Visou Trump com altivez, desprezando-o com estilo, naturalidade e firmeza. Não foi trapalhona – como por vezes é – nem desajustada – demasiado expansiva através do seu riso. Infelizmente, para os partidários dos democratas claro está, é possível que a grandeza deste momento passe despercebida e não seja estudada e aproveitada para o que resta da campanha.
Tratemos agora da questão da imigração. Aqui Trump conseguiu uma clara vantagem por três motivos: a dialéctica partidária, a incumbência de Harris e a comunicação republicana.

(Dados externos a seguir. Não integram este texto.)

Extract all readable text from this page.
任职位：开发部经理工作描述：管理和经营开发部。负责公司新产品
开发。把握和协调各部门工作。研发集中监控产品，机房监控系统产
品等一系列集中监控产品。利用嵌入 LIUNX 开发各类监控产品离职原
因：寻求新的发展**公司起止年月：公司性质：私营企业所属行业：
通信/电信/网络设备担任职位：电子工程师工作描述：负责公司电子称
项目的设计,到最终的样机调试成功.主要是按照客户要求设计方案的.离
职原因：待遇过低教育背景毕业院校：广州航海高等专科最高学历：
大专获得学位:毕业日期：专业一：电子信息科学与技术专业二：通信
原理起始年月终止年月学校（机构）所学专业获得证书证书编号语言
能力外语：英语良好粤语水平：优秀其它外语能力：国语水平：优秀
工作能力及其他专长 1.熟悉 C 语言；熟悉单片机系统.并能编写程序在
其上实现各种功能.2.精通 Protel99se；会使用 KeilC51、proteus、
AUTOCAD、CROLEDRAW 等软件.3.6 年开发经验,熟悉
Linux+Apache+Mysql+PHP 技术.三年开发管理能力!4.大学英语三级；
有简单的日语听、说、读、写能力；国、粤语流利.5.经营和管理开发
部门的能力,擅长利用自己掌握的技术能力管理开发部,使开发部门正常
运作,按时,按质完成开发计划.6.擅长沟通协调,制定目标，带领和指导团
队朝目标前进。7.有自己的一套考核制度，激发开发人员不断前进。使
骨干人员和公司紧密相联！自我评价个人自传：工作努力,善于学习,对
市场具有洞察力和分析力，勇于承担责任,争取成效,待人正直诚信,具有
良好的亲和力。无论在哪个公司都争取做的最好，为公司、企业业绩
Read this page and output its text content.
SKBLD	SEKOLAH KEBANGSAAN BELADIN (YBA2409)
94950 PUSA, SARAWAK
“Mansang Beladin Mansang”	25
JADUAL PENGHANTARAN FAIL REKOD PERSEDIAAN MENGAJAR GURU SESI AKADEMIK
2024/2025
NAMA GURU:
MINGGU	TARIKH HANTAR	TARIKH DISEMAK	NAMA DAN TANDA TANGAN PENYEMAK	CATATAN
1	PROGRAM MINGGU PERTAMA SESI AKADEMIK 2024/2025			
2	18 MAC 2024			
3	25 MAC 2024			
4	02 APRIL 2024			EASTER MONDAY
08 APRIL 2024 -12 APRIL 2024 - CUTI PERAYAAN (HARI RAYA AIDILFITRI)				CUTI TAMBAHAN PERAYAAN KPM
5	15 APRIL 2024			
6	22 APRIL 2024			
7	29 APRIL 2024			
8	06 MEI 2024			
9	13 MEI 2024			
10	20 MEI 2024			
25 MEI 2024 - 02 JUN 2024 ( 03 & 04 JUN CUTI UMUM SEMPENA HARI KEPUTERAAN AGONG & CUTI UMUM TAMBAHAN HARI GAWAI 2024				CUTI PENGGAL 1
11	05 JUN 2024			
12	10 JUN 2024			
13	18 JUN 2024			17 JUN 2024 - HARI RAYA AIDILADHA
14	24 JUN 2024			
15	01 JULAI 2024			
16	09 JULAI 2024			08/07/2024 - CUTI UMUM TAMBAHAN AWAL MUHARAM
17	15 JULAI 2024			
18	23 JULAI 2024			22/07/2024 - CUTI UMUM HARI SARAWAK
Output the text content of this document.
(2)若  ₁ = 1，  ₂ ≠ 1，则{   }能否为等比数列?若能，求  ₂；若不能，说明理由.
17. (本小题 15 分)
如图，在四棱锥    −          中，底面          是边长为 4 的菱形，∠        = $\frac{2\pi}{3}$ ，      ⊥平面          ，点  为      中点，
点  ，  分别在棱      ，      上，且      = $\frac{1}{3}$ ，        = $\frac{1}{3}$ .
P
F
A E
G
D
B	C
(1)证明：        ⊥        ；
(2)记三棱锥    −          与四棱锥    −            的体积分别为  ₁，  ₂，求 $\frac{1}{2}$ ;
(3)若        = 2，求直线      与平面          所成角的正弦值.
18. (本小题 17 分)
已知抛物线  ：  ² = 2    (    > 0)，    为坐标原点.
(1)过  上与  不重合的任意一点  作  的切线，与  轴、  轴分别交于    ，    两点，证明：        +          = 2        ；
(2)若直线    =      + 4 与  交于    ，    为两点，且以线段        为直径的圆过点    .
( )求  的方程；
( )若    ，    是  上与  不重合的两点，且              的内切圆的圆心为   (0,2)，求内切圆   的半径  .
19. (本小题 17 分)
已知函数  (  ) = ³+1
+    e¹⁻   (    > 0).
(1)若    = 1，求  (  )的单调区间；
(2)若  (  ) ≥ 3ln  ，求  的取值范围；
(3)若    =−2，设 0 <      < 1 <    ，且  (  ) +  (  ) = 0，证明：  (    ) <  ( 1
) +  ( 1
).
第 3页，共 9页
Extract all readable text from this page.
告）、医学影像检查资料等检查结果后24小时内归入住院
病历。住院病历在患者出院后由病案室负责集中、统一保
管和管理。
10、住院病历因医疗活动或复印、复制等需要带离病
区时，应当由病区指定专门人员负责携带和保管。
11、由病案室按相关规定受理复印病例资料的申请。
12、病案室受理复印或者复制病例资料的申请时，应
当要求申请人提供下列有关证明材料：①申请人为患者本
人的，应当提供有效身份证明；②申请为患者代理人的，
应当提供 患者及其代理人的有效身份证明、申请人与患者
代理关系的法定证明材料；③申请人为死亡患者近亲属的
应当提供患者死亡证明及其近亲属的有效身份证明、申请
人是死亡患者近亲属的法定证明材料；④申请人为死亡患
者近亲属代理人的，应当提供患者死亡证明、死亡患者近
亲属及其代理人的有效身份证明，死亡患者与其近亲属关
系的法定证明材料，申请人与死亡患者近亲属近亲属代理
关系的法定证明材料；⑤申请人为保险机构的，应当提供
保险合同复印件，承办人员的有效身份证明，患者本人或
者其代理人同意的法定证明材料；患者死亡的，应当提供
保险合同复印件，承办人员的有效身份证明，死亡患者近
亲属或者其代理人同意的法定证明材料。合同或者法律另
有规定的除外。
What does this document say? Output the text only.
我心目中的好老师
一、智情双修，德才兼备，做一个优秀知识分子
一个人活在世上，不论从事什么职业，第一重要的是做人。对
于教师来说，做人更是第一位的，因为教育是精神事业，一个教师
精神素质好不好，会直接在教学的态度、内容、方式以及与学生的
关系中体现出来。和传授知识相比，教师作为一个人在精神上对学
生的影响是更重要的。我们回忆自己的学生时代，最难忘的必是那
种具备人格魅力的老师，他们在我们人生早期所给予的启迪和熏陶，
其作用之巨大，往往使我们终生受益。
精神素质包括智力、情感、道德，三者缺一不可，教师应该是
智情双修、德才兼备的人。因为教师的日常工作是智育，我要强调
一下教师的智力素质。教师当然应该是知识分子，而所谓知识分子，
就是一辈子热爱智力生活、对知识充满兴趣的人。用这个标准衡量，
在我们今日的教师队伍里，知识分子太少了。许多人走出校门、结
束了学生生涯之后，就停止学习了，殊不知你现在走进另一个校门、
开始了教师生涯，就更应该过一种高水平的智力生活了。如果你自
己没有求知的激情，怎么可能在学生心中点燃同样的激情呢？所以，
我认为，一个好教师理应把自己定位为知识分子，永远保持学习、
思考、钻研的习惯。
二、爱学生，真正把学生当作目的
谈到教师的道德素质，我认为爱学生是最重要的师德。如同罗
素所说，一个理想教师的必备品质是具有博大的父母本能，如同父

A imigração – o tópico politicamente incorrecto por excelência – é um dos temas mais relevantes na Europa e na América do Norte. O partido republicano parte em vantagem face ao partido democrata nesta questão, a velha dicotomia direita contra esquerda é aqui operativa. Os independentes – os não afiliados em nenhum dos dois grandes partidos – estão cada vez mais conscientes sobre os desafios que a imigração coloca, e isso faz muitos deles penderem para o lado republicano.
Kamala Harris é de momento vice-presidente dos Estados Unidos da América. Essa incumbência é um fardo, e Trump utilizou essa realidade na sua última intervenção. Desmascarou Harris que disse que vai fazer isto e vai fazer aquilo e perguntou-lhe porque é que não o fez durante estes três anos e meio…uma seta envenenada deixada sem resposta, pois foi Trump quem fechou o debate devido a ter ganho na moeda ao ar.
Quiçá o terceiro motivo seja o mais relevante: aquele que associa directamente a questão na fronteira sul norte-americana com a vice-presidente Harris. O título oficioso de Czar da Fronteira – Border Czar em inglês – foi efectivamente atribuído a Harris. Isto permite à narrativa republicana implicá-la directamente na questão migratória. O problema não é da administração democrata em geral mas sim dela como responsável política individual. Os democratas nunca conseguiram contrariar esta associação.
Harris, para ganhar, vai ter que falar menos do aborto e mais da economia; menos do perigo que Trump colocaria ao sistema norte-americano e mais das suas promessas incumpridas no primeiro mandato.
Se Joe Biden pudesse ser removido da equação o debate teria sido um empate. Mas Trump não o permitiu, o que lhe deu uma ligeira vantagem quando a contenda chegou ao fim. O maior problema de Harris, neste momento, é Joe Biden. Mas logo depois do debate, o momento que pode decidir esta eleição veio apaziguar Harris.
Taylor Swift apoia a candidata democrata. Normalmente não pensamos que as celebridades tenham um impacto decisivo numa eleição, mas Swift não é uma celebridade regular, Swift é uma força sem paragão. Escrevemos – ainda era Biden o candidato democrata – em Itália que ela era a mulher entre Trump e a Casa Branca. Não mudámos de opinião. Trump ganha o debate mas perde o seu rescaldo com a decisão de Swift.
A ver vamos se existirá mais algum debate presidencial. Parece-nos improvável vermos mais dois. Se existir um segundo debate entre Harris e Trump deverá ser em Outubro, depois do debate dos vices entre Walz e Vance, que se realizará no primeiro dia desse mês.